Un verre de bière à moitié plein sur une table

Le déconfinement entraînera une augmentation des abus d'alcool, croient des experts consultés par l'Institut national de santé publique du Québec.

Photo : AFP via GETTY / ANTHONY WALLACE

Radio-Canada

Le déconfinement permet les réunions et pour certains, palier vert rime avec un ou deux verres… de trop. Comment prévenir l’abus d’alcool, à l’heure où la liberté et le beau temps reviennent, que les retrouvailles vont bon train et que le Canadien offre à ses partisans une finale de la Coupe Stanley?

Les petits et les moyens partys, selon l’expression employée par le premier ministre François Legault, deviendront gros à mesure que les règles sanitaires s’assouplissent.

Les excès risquent alors de devenir plus fréquents, selon l'Institut national de santé publique du Québec (INSPQ).

Au cours du confinement, les gens ne se réunissaient pas, les restaurants et les bars étaient fermés, rappelle le Dr Réal Morin, médecin spécialiste en santé publique et en médecine préventive à l'INSPQ. On avait peut-être moins d’occasions de consommer de façon abusive.

Avec le déconfinement vient le plaisir de se revoir, les festivités multiples, la liberté et en plus, les victoires au hockey du Canadien. On a pas mal de contextes pour prendre un peu plus d’alcool.

Une citation de :Dr Réal Morin, médecin spécialiste en santé publique et en médecine préventive à l'INSPQ

L’Institut national de santé publique s’en inquiète. Au cours du confinement, le réseau de la santé a observé une diminution notable du nombre d’hospitalisations dues à la consommation excessive d'alcool.

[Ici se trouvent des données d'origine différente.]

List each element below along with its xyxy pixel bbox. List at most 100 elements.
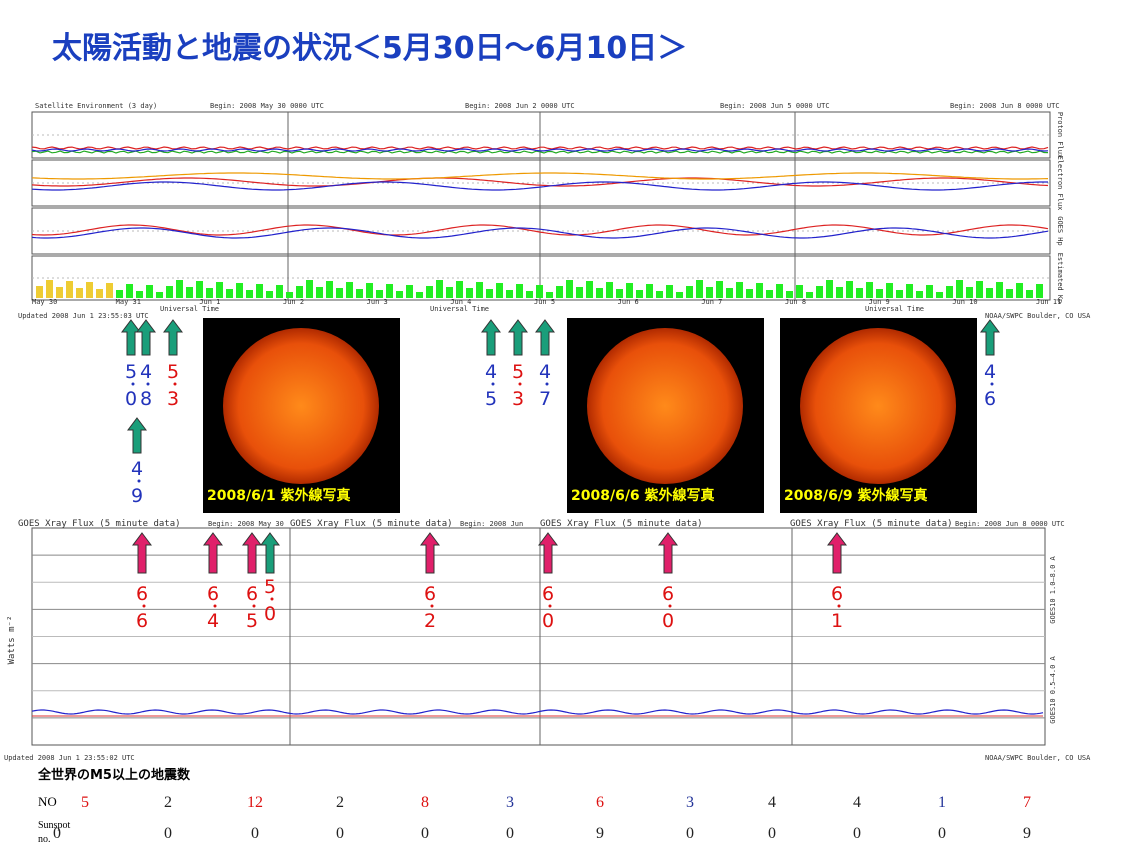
kp-bar	[936, 292, 943, 298]
kp-bar	[846, 281, 853, 298]
kp-bar	[666, 285, 673, 298]
panel-header: Begin: 2008 Jun 8 0000 UTC	[950, 102, 1060, 110]
kp-bar	[256, 284, 263, 298]
earthquake-count: 2	[336, 794, 344, 811]
kp-bar	[646, 284, 653, 298]
sunspot-count: 0	[938, 825, 946, 842]
kp-bar	[506, 290, 513, 298]
date-label: Jun 6	[618, 298, 639, 306]
kp-bar	[426, 286, 433, 298]
sun-caption: 2008/6/9 紫外線写真	[784, 487, 928, 504]
date-label: Jun 8	[785, 298, 806, 306]
sun	[223, 328, 379, 484]
sunspot-count: 0	[53, 825, 61, 842]
kp-bar	[106, 283, 113, 298]
kp-bar	[336, 288, 343, 298]
sunspot-count: 0	[506, 825, 514, 842]
kp-bar	[926, 285, 933, 298]
earthquake-count: 3	[686, 794, 694, 811]
trace	[31, 172, 1049, 180]
kp-bar	[516, 284, 523, 298]
sunspot-count: 0	[421, 825, 429, 842]
kp-bar	[496, 283, 503, 298]
kp-bar	[956, 280, 963, 298]
earthquake-count: 4	[768, 794, 776, 811]
kp-bar	[886, 283, 893, 298]
y-label: Watts m⁻²	[7, 616, 17, 665]
kp-bar	[1036, 284, 1043, 298]
kp-bar	[946, 286, 953, 298]
dot	[252, 604, 256, 608]
kp-bar	[326, 281, 333, 298]
kp-bar	[466, 288, 473, 298]
kp-bar	[716, 281, 723, 298]
kp-bar	[116, 290, 123, 298]
kp-bar	[206, 288, 213, 298]
kp-bar	[266, 291, 273, 298]
table: 全世界のM5以上の地震数 NO Sunspot no. 5 0 2 0 12 0 2 0 8 0 3 0 6 9 3…	[37, 767, 1031, 845]
axis-label: Universal Time	[865, 305, 924, 313]
kp-bar	[786, 291, 793, 298]
panel-frame	[31, 159, 1051, 207]
sunspot-count: 9	[596, 825, 604, 842]
trace	[31, 177, 1049, 187]
kp-bar	[296, 286, 303, 298]
xray-header: GOES Xray Flux (5 minute data)	[790, 519, 953, 529]
kp-bar	[596, 288, 603, 298]
kp-bar	[766, 290, 773, 298]
arrow	[163, 319, 183, 356]
arrow	[827, 532, 847, 574]
kp-bar	[176, 280, 183, 298]
kp-bar	[616, 289, 623, 298]
arrow	[508, 319, 528, 356]
arrow	[481, 319, 501, 356]
kp-bar	[486, 289, 493, 298]
arrow	[203, 532, 223, 574]
arrow	[658, 532, 678, 574]
trace	[31, 146, 1049, 150]
side-label: Proton Flux	[1056, 112, 1064, 158]
kp-bar	[836, 287, 843, 298]
kp-bar	[686, 286, 693, 298]
kp-bar	[216, 282, 223, 298]
sun	[800, 328, 956, 484]
xray-begin: Begin: 2008 May 30	[208, 520, 284, 528]
earthquake-count: 1	[938, 794, 946, 811]
trace	[31, 227, 1049, 239]
kp-bar	[966, 287, 973, 298]
arrow	[127, 417, 147, 454]
kp-bar	[276, 285, 283, 298]
panel-header: Begin: 2008 Jun 2 0000 UTC	[465, 102, 575, 110]
date-label: Jun 5	[534, 298, 555, 306]
kp-bar	[416, 292, 423, 298]
kp-bar	[196, 281, 203, 298]
right-label: GOES10 0.5–4.0 A	[1049, 656, 1057, 724]
dot	[430, 604, 434, 608]
sun-caption: 2008/6/1 紫外線写真	[207, 487, 351, 504]
kp-bar	[696, 280, 703, 298]
kp-bar	[396, 291, 403, 298]
dot	[518, 382, 522, 386]
dot	[990, 382, 994, 386]
dot	[137, 479, 141, 483]
kp-bar	[736, 282, 743, 298]
date-label: May 31	[116, 298, 141, 306]
panel-header: Satellite Environment (3 day)	[35, 102, 157, 110]
sunspot-count: 9	[1023, 825, 1031, 842]
kp-bar	[906, 284, 913, 298]
kp-bar	[316, 287, 323, 298]
kp-bar	[446, 287, 453, 298]
kp-bar	[436, 280, 443, 298]
earthquake-count: 12	[247, 794, 263, 811]
kp-bar	[746, 289, 753, 298]
arrow	[535, 319, 555, 356]
arrow	[980, 319, 1000, 356]
kp-bar	[306, 280, 313, 298]
axis-label: Universal Time	[430, 305, 489, 313]
dot	[837, 604, 841, 608]
xray-header: GOES Xray Flux (5 minute data)	[290, 519, 453, 529]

Il craint que l’inverse survienne, maintenant que les occasions de trinquer se multiplient.

L’enjeu est double, selon le Dr Réal Morin. L’abus d’alcool entraîne un chapelet de problèmes dans son sillage : conduite en état d’ébriété, tapage, violence domestique, vandalisme. Dans les pires cas, l’intoxication est telle qu’elle mène droit aux urgences.

Consommation excessive

  • Educ’alcool recommande aux femmes de ne pas consommer plus de 10 consommations alcoolisées par semaine, et de se limiter à 2 par jour.
  • Pour les hommes, la limite recommandée est de 15 consommations par semaine, et de 3 par jour.
  • L’organisme considère qu’une femme qui boit quatre boissons et plus au cours d’une même soirée consomme de façon excessive.
  • Ce nombre passe à cinq et plus pour les hommes.

L’autre préoccupation, c’est par rapport à la fréquence de la consommation, indique le Dr Morin. On peut consommer fréquemment, sans nécessairement se pacter. Une consommation fréquente, voire quotidienne, au long cours entraîne des maladies chroniques comme des cancers, comme des maladies du cœur, comme la cirrhose du foie.

L’INSPQ entend compiler des données au cours des prochains mois pour mieux dessiner les contours du problème. Selon le Dr Réal Morin, il est aussi possible que la pandémie ait fait naître l’habitude, chez certains, de consommer tous les jours.

Les enquêtes menées par l'Institut au cours de la pandémie montrent que la majorité des répondants ont maintenu la même consommation d'alcool au cours de la pandémie. Toutefois, certains ont augmenté la fréquence de leur consommation en raison de l'ennui, de l'isolement, conclut le Dr Morin.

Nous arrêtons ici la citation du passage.